If you have a liking for “hang-out” films, consider a view that Fred Zinnemann‘s The Sundowners (’60), which isn’t even available via HD streaming, is one of the better ones.

Nicely shot by Jack Hildyard (The Bridge on the River Kwai) and running 141 minutes, it’s about a family of itinerant Australian sheep drovers (Robert Mitchum, Deborah Kerr, Peter Ustinov, Michael Anderson, Jr.) driving a large herd to market.

It’s a hang-out film because it’s leisurely, laid-back and pretty much plotless — it just ambles along from one episode to another. Okay, there’s a third-act focus on possibly buying a home and settling down, but there’s never much urgency about this.

In hang-out films dramatic conflicts, second-act pivots and third-act crescendos barely poke through and are otherwise subordinate to the ebb and flow of relationships between the main characters. A focus on mood, flavor, attitude and atmosphere (be it laid-back or existential).

In the latter sense you could almost call Michelangelo Antonioni‘s L’Avventura (’60), L’Eclisse (’62) and La Notte (’63) hang-out films.

One of my personal faves is Jim Jarmusch‘s Only Lovers Left Alive — actually half of a hang-out film and half of a “distressed bohemian” interior-design trip.

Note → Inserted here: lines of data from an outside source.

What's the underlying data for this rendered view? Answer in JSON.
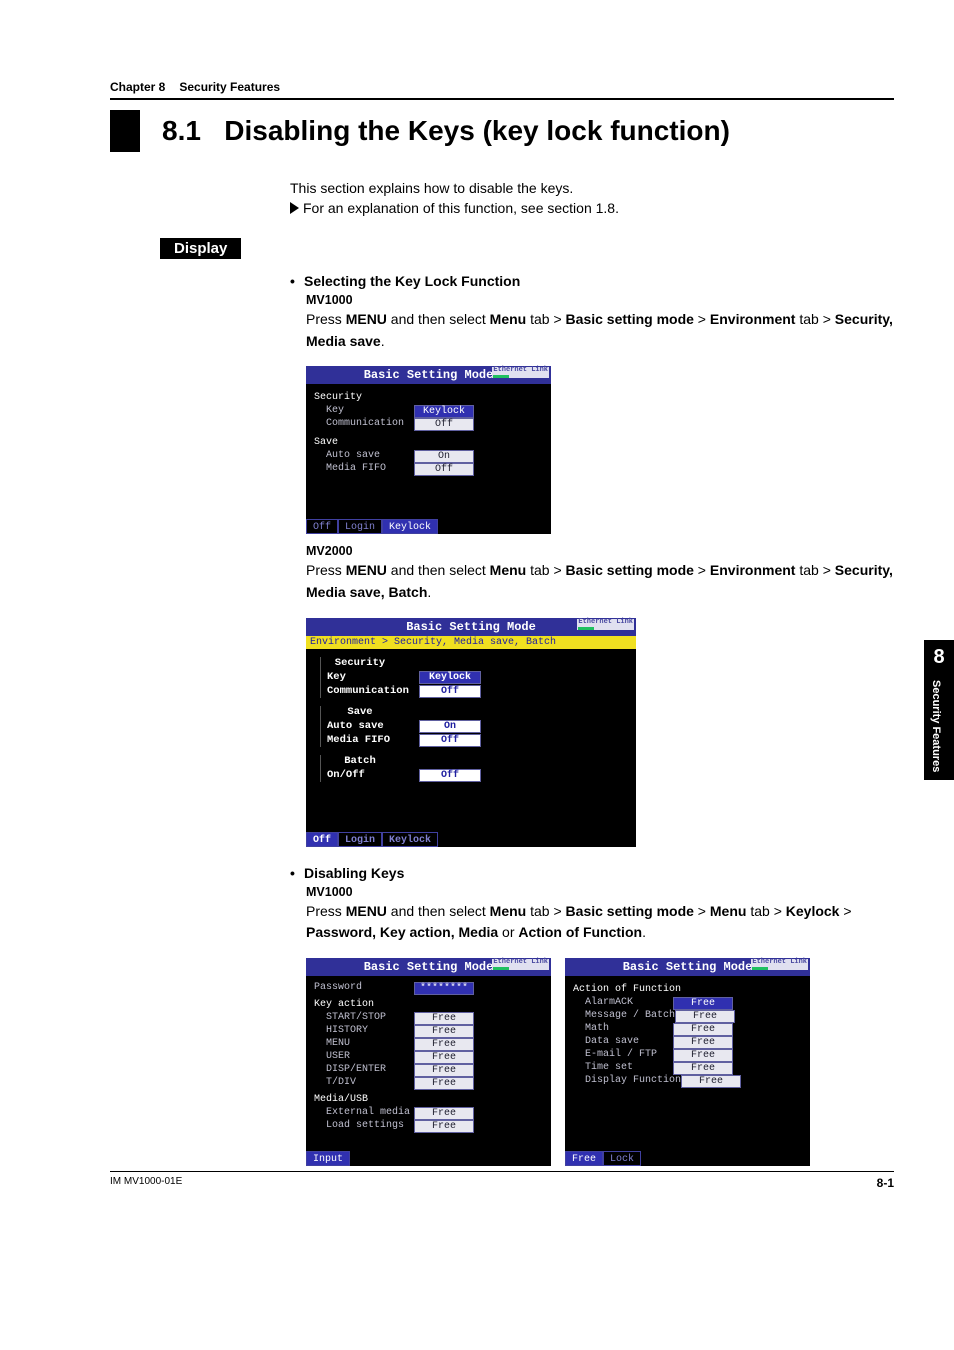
{
  "header": {
    "chapter_label": "Chapter 8",
    "chapter_title": "Security Features",
    "section_number": "8.1",
    "section_title": "Disabling the Keys (key lock function)"
  },
  "intro": {
    "line1": "This section explains how to disable the keys.",
    "ref": "For an explanation of this function, see section 1.8."
  },
  "display_label": "Display",
  "sub1": {
    "title": "Selecting the Key Lock Function",
    "model1": "MV1000",
    "instr1_a": "Press ",
    "instr1_b": "MENU",
    "instr1_c": " and then select ",
    "instr1_d": "Menu",
    "instr1_e": " tab > ",
    "instr1_f": "Basic setting mode",
    "instr1_g": " > ",
    "instr1_h": "Environment",
    "instr1_i": " tab > ",
    "instr1_j": "Security, Media save",
    "instr1_k": ".",
    "model2": "MV2000",
    "instr2_j": "Security, Media save, Batch"
  },
  "sub2": {
    "title": "Disabling Keys",
    "model1": "MV1000",
    "instr_a": "Press ",
    "instr_b": "MENU",
    "instr_c": " and then select ",
    "instr_d": "Menu",
    "instr_e": " tab > ",
    "instr_f": "Basic setting mode",
    "instr_g": " > ",
    "instr_h": "Menu",
    "instr_i": " tab > ",
    "instr_j": "Keylock",
    "instr_k": " > ",
    "instr_l": "Password, Key action, Media",
    "instr_m": " or ",
    "instr_n": "Action of Function",
    "instr_o": "."
  },
  "screenshot1": {
    "title": "Basic Setting Mode",
    "eth": "Ethernet\nLink",
    "grp_security": "Security",
    "k_key": "  Key",
    "v_key": "Keylock",
    "k_comm": "  Communication",
    "v_comm": "Off",
    "grp_save": "Save",
    "k_auto": "  Auto save",
    "v_auto": "On",
    "k_fifo": "  Media FIFO",
    "v_fifo": "Off",
    "tab_off": "Off",
    "tab_login": "Login",
    "tab_keylock": "Keylock"
  },
  "screenshot2": {
    "title": "Basic Setting Mode",
    "eth": "Ethernet\nLink",
    "breadcrumb": "Environment > Security, Media save, Batch",
    "grp_security": "Security",
    "k_key": "Key",
    "v_key": "Keylock",
    "k_comm": "Communication",
    "v_comm": "Off",
    "grp_save": "Save",
    "k_auto": "Auto save",
    "v_auto": "On",
    "k_fifo": "Media FIFO",
    "v_fifo": "Off",
    "grp_batch": "Batch",
    "k_onoff": "On/Off",
    "v_onoff": "Off",
    "tab_off": "Off",
    "tab_login": "Login",
    "tab_keylock": "Keylock"
  },
  "screenshot3": {
    "title": "Basic Setting Mode",
    "k_password": "Password",
    "v_password": "********",
    "grp_key": "Key action",
    "k_start": "  START/STOP",
    "v_start": "Free",
    "k_hist": "  HISTORY",
    "v_hist": "Free",
    "k_menu": "  MENU",
    "v_menu": "Free",
    "k_user": "  USER",
    "v_user": "Free",
    "k_disp": "  DISP/ENTER",
    "v_disp": "Free",
    "k_tdiv": "  T/DIV",
    "v_tdiv": "Free",
    "grp_media": "Media/USB",
    "k_ext": "  External media",
    "v_ext": "Free",
    "k_load": "  Load settings",
    "v_load": "Free",
    "tab_input": "Input"
  },
  "screenshot4": {
    "title": "Basic Setting Mode",
    "grp": "Action of Function",
    "k_alarm": "  AlarmACK",
    "v_alarm": "Free",
    "k_msg": "  Message / Batch",
    "v_msg": "Free",
    "k_math": "  Math",
    "v_math": "Free",
    "k_data": "  Data save",
    "v_data": "Free",
    "k_email": "  E-mail / FTP",
    "v_email": "Free",
    "k_time": "  Time set",
    "v_time": "Free",
    "k_dispf": "  Display Function",
    "v_dispf": "Free",
    "tab_free": "Free",
    "tab_lock": "Lock"
  },
  "side": {
    "num": "8",
    "label": "Security Features"
  },
  "footer": {
    "doc": "IM MV1000-01E",
    "page": "8-1"
  }
}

In 2014 Quentin Tarantino was quoted saying that Howard HawksRio Bravo (’59) was his favorite hang-out movie.

Five years later his own Once Upon A Time in Hollywood mirrored Rio Bravo‘s aesthetic.

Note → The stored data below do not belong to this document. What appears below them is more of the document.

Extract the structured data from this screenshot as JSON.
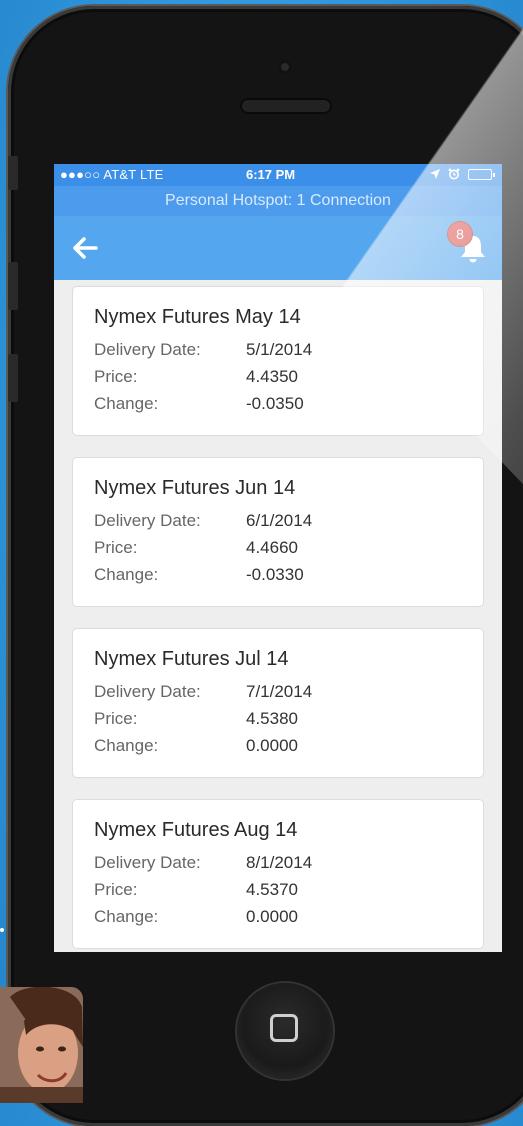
{
  "status_bar": {
    "carrier": "●●●○○ AT&T  LTE",
    "time": "6:17 PM"
  },
  "hotspot": {
    "text": "Personal Hotspot: 1 Connection"
  },
  "nav": {
    "back_icon": "back-arrow-icon",
    "notification_icon": "bell-icon",
    "notification_count": "8"
  },
  "labels": {
    "delivery_date": "Delivery Date:",
    "price": "Price:",
    "change": "Change:"
  },
  "futures": [
    {
      "title": "Nymex Futures May 14",
      "delivery_date": "5/1/2014",
      "price": "4.4350",
      "change": "-0.0350"
    },
    {
      "title": "Nymex Futures Jun 14",
      "delivery_date": "6/1/2014",
      "price": "4.4660",
      "change": "-0.0330"
    },
    {
      "title": "Nymex Futures Jul 14",
      "delivery_date": "7/1/2014",
      "price": "4.5380",
      "change": "0.0000"
    },
    {
      "title": "Nymex Futures Aug 14",
      "delivery_date": "8/1/2014",
      "price": "4.5370",
      "change": "0.0000"
    }
  ],
  "colors": {
    "background": "#2f96dc",
    "status_bar": "#3b8fe8",
    "nav_bar": "#54a6ee",
    "badge": "#d9534f"
  }
}
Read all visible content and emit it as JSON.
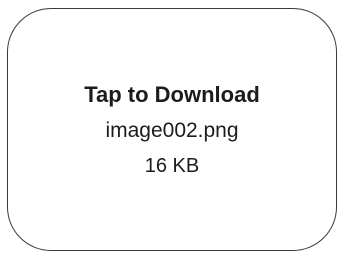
{
  "attachment": {
    "action_label": "Tap to Download",
    "file_name": "image002.png",
    "file_size": "16 KB"
  },
  "colors": {
    "text": "#1c1c1e",
    "border": "#3a3a3a",
    "background": "#ffffff"
  }
}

There’s a noteworthy difference between Rio Bravo and The Sundowners, which were made a year apart. The hang aspect in Zinnemann’s film emanates naturally from the laid-back, take-it-as-it-comes attitude of Mitchum’s (and to a lesser extent Kerr’s) character. The hang mood stems from the fact that Mitchum and Kerr (as well as second-banana Ustinov) are hang-type people.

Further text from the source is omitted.